Rachel shook her head, barely able to speak. “I defended you. To my friends, to my family, to my children. I told them you’d changed.”

“I had changed, Rachel. Falling in love with you, changed everything about me.”

“Except the way you did business.”

“I have never, ever allowed my business dealings to interfere with our family life. I fail to understand why you cannot do the same.”

“Because your business dealings are about to come washing up on our doorstep in the form of Chase Hamilton and an arrest warrant.”

“He has no case,” Carl dismissed. “If the entirety of his alleged evidence comes from data stolen off my own property, I will not only laugh him out of court, I shall promptly see him up on charges of prosecutorial misconduct and selective prosecution, not to mention malicious intent. The man has grand political ambitions. He’d never risk such a set-back. I assure you, Rachel, this is all a smoke-screen.”

“Chase thinks he has independent confirmation of your actions.”

“Impossible.”

“He’s getting the warrants.”

“It’s a bluff.”

“How could you do it, Carl?” She gave up on that train of thought in order to pursue the one Rachel really needed to know most desperately. “How could you look me in the eye, swear that you’d turned over a new leaf, and continue with business as usual?”

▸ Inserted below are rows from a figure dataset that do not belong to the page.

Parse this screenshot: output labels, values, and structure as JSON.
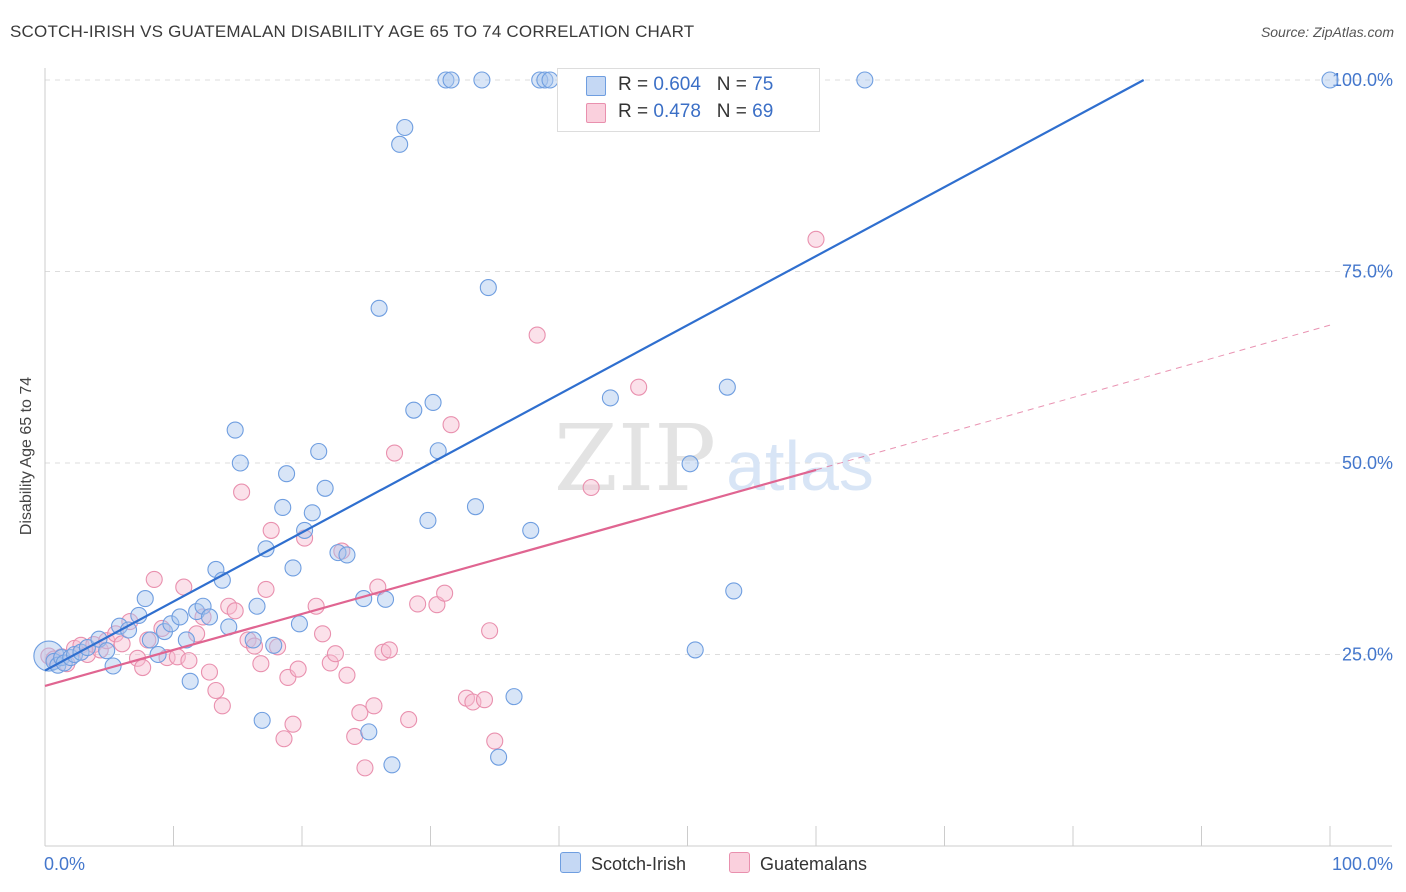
{
  "title": "SCOTCH-IRISH VS GUATEMALAN DISABILITY AGE 65 TO 74 CORRELATION CHART",
  "source": "Source: ZipAtlas.com",
  "watermark": {
    "zip": "ZIP",
    "atlas": "atlas"
  },
  "legend": {
    "rows": [
      {
        "r_label": "R = ",
        "r_value": "0.604",
        "n_label": "N = ",
        "n_value": "75"
      },
      {
        "r_label": "R = ",
        "r_value": "0.478",
        "n_label": "N = ",
        "n_value": "69"
      }
    ]
  },
  "bottom_legend": {
    "a": "Scotch-Irish",
    "b": "Guatemalans"
  },
  "colors": {
    "blue_fill": "#a9c6ee",
    "blue_edge": "#6f9ee0",
    "blue_line": "#2f6fcf",
    "pink_fill": "#f6bdd0",
    "pink_edge": "#e990ae",
    "pink_line": "#e06591",
    "tick_label": "#4477cc",
    "grid": "#dddddd"
  },
  "chart_data": {
    "type": "scatter",
    "title": "SCOTCH-IRISH VS GUATEMALAN DISABILITY AGE 65 TO 74 CORRELATION CHART",
    "xlabel": "",
    "ylabel": "Disability Age 65 to 74",
    "xlim": [
      0,
      100
    ],
    "ylim": [
      0,
      100
    ],
    "x_tick_labels": [
      "0.0%",
      "100.0%"
    ],
    "y_tick_labels": [
      "25.0%",
      "50.0%",
      "75.0%",
      "100.0%"
    ],
    "y_ticks": [
      25,
      50,
      75,
      100
    ],
    "grid": true,
    "legend_position": "top-center",
    "series": [
      {
        "name": "Scotch-Irish",
        "r": 0.604,
        "n": 75,
        "trend": {
          "x0": 0,
          "y0": 22.9,
          "x1": 85.5,
          "y1": 100
        },
        "points": [
          [
            0.3,
            24.8
          ],
          [
            0.7,
            24.1
          ],
          [
            1.0,
            23.6
          ],
          [
            1.3,
            24.6
          ],
          [
            1.5,
            23.9
          ],
          [
            2.0,
            24.6
          ],
          [
            2.3,
            25.0
          ],
          [
            2.8,
            25.3
          ],
          [
            3.3,
            25.9
          ],
          [
            4.2,
            27.0
          ],
          [
            4.8,
            25.5
          ],
          [
            5.3,
            23.5
          ],
          [
            5.8,
            28.7
          ],
          [
            6.5,
            28.2
          ],
          [
            7.3,
            30.1
          ],
          [
            7.8,
            32.3
          ],
          [
            8.2,
            26.9
          ],
          [
            8.8,
            25.0
          ],
          [
            9.3,
            28.0
          ],
          [
            9.8,
            29.0
          ],
          [
            10.5,
            29.9
          ],
          [
            11.0,
            26.9
          ],
          [
            11.3,
            21.5
          ],
          [
            11.8,
            30.6
          ],
          [
            12.3,
            31.3
          ],
          [
            12.8,
            29.9
          ],
          [
            13.3,
            36.1
          ],
          [
            13.8,
            34.7
          ],
          [
            14.3,
            28.6
          ],
          [
            14.8,
            54.3
          ],
          [
            15.2,
            50.0
          ],
          [
            16.2,
            26.9
          ],
          [
            16.5,
            31.3
          ],
          [
            16.9,
            16.4
          ],
          [
            17.2,
            38.8
          ],
          [
            17.8,
            26.2
          ],
          [
            18.5,
            44.2
          ],
          [
            18.8,
            48.6
          ],
          [
            19.3,
            36.3
          ],
          [
            19.8,
            29.0
          ],
          [
            20.2,
            41.2
          ],
          [
            20.8,
            43.5
          ],
          [
            21.3,
            51.5
          ],
          [
            21.8,
            46.7
          ],
          [
            22.8,
            38.3
          ],
          [
            23.5,
            38.0
          ],
          [
            24.8,
            32.3
          ],
          [
            25.2,
            14.9
          ],
          [
            26.0,
            70.2
          ],
          [
            26.5,
            32.2
          ],
          [
            27.0,
            10.6
          ],
          [
            27.6,
            91.6
          ],
          [
            28.0,
            93.8
          ],
          [
            28.7,
            56.9
          ],
          [
            29.8,
            42.5
          ],
          [
            30.2,
            57.9
          ],
          [
            30.6,
            51.6
          ],
          [
            31.2,
            100
          ],
          [
            31.6,
            100
          ],
          [
            33.5,
            44.3
          ],
          [
            34.0,
            100
          ],
          [
            34.5,
            72.9
          ],
          [
            35.3,
            11.6
          ],
          [
            36.5,
            19.5
          ],
          [
            37.8,
            41.2
          ],
          [
            38.5,
            100
          ],
          [
            38.9,
            100
          ],
          [
            39.3,
            100
          ],
          [
            44.0,
            58.5
          ],
          [
            50.2,
            49.9
          ],
          [
            50.6,
            25.6
          ],
          [
            53.1,
            59.9
          ],
          [
            53.6,
            33.3
          ],
          [
            63.8,
            100
          ],
          [
            100,
            100
          ]
        ]
      },
      {
        "name": "Guatemalans",
        "r": 0.478,
        "n": 69,
        "trend": {
          "x0": 0,
          "y0": 20.9,
          "x1": 60,
          "y1": 49.1,
          "dash_x1": 100,
          "dash_y1": 68.0
        },
        "points": [
          [
            0.3,
            24.8
          ],
          [
            0.7,
            24.4
          ],
          [
            1.3,
            24.7
          ],
          [
            1.7,
            23.8
          ],
          [
            2.3,
            25.8
          ],
          [
            2.8,
            26.2
          ],
          [
            3.3,
            25.0
          ],
          [
            3.8,
            26.3
          ],
          [
            4.3,
            25.6
          ],
          [
            4.8,
            26.8
          ],
          [
            5.5,
            27.7
          ],
          [
            6.0,
            26.4
          ],
          [
            6.6,
            29.3
          ],
          [
            7.2,
            24.5
          ],
          [
            7.6,
            23.3
          ],
          [
            8.0,
            26.9
          ],
          [
            8.5,
            34.8
          ],
          [
            9.1,
            28.4
          ],
          [
            9.5,
            24.6
          ],
          [
            10.3,
            24.7
          ],
          [
            10.8,
            33.8
          ],
          [
            11.2,
            24.2
          ],
          [
            11.8,
            27.7
          ],
          [
            12.3,
            29.9
          ],
          [
            12.8,
            22.7
          ],
          [
            13.3,
            20.3
          ],
          [
            13.8,
            18.3
          ],
          [
            14.3,
            31.3
          ],
          [
            14.8,
            30.7
          ],
          [
            15.3,
            46.2
          ],
          [
            15.8,
            26.9
          ],
          [
            16.3,
            26.1
          ],
          [
            16.8,
            23.8
          ],
          [
            17.2,
            33.5
          ],
          [
            17.6,
            41.2
          ],
          [
            18.1,
            26.0
          ],
          [
            18.6,
            14.0
          ],
          [
            18.9,
            22.0
          ],
          [
            19.3,
            15.9
          ],
          [
            19.7,
            23.1
          ],
          [
            20.2,
            40.2
          ],
          [
            21.1,
            31.3
          ],
          [
            21.6,
            27.7
          ],
          [
            22.2,
            23.9
          ],
          [
            22.6,
            25.1
          ],
          [
            23.1,
            38.5
          ],
          [
            23.5,
            22.3
          ],
          [
            24.1,
            14.3
          ],
          [
            24.5,
            17.4
          ],
          [
            24.9,
            10.2
          ],
          [
            25.6,
            18.3
          ],
          [
            25.9,
            33.8
          ],
          [
            26.3,
            25.3
          ],
          [
            26.8,
            25.6
          ],
          [
            27.2,
            51.3
          ],
          [
            28.3,
            16.5
          ],
          [
            29.0,
            31.6
          ],
          [
            30.5,
            31.5
          ],
          [
            31.1,
            33.0
          ],
          [
            31.6,
            55.0
          ],
          [
            32.8,
            19.3
          ],
          [
            33.3,
            18.8
          ],
          [
            34.2,
            19.1
          ],
          [
            34.6,
            28.1
          ],
          [
            35.0,
            13.7
          ],
          [
            38.3,
            66.7
          ],
          [
            42.5,
            46.8
          ],
          [
            46.2,
            59.9
          ],
          [
            60.0,
            79.2
          ]
        ]
      }
    ]
  }
}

“I did no such thing. Business as usual would have meant my taking revenge on Donna the moment I learned about Jenna. It would have meant disemboweling Grant the instant he dared show his still-living face in this town again, and it would have meant crushing your three ungrateful brats as soon as they dared come between us. The fact that I did none of those things, at your request, may I stress, should demonstrate, without shadow of a doubt, the man that I am now.”

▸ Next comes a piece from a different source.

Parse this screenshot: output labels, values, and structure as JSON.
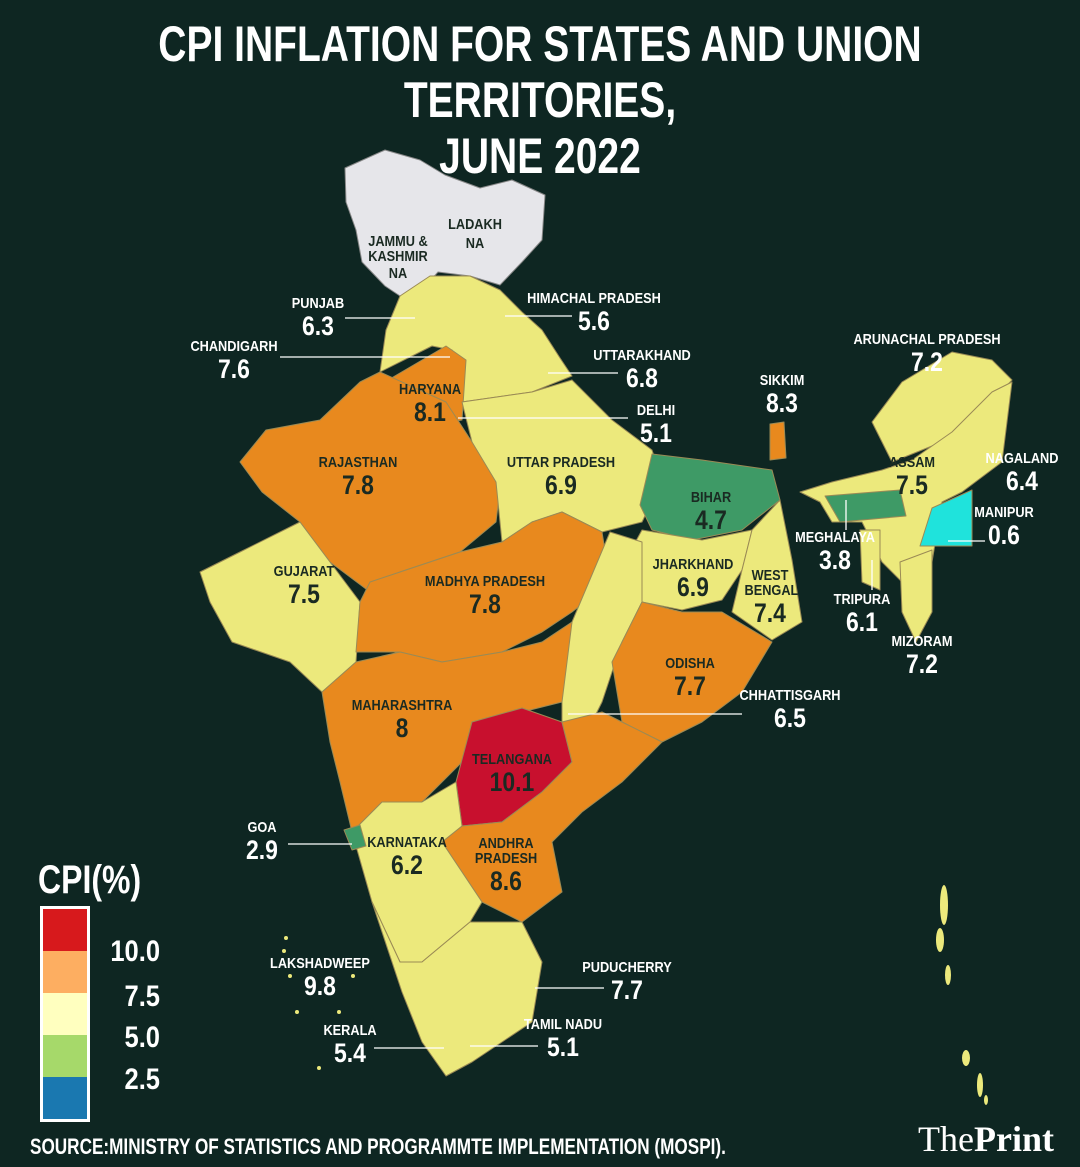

“In that case, if it wasn’t business as usual, then what was it? Just business?”

“Precisely. Unlike the false accusations your children have been hurling my way since the previous September, you cannot claim that anyone has gotten hurt as an indirect – much less direct – result of my actions these past years.”

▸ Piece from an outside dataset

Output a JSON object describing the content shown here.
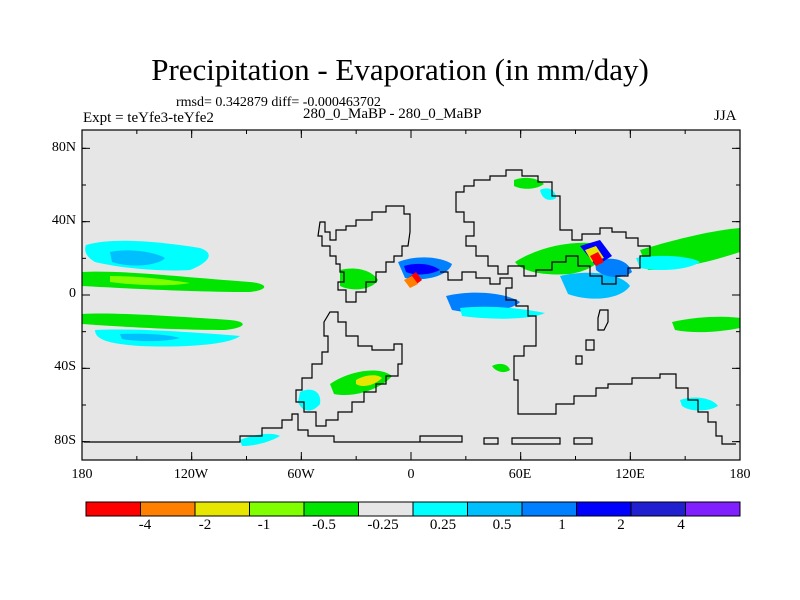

“Are you telling me that you’ve continued to run a criminal empire without a single casualty? Isn’t that an oxymoron?”

“No innocent casualties, Rachel, there is a difference.” Carl sighed, taking both of Rachel’s hands in his, pressing them to his heart, then dipping his head to kiss first one then the other. “Please, my dear. Before condemning me any further, allow me to, at the very least, get to the bottom of what it is specifically we are facing, and what it is that Mr. Hamilton believes he has on me. It can well be that Lila has misunderstood completely, and this is all a tempest in a teapot. Not even worth your time, much less your tears. Will you grant me this much? Will you permit me to prove them all wrong?”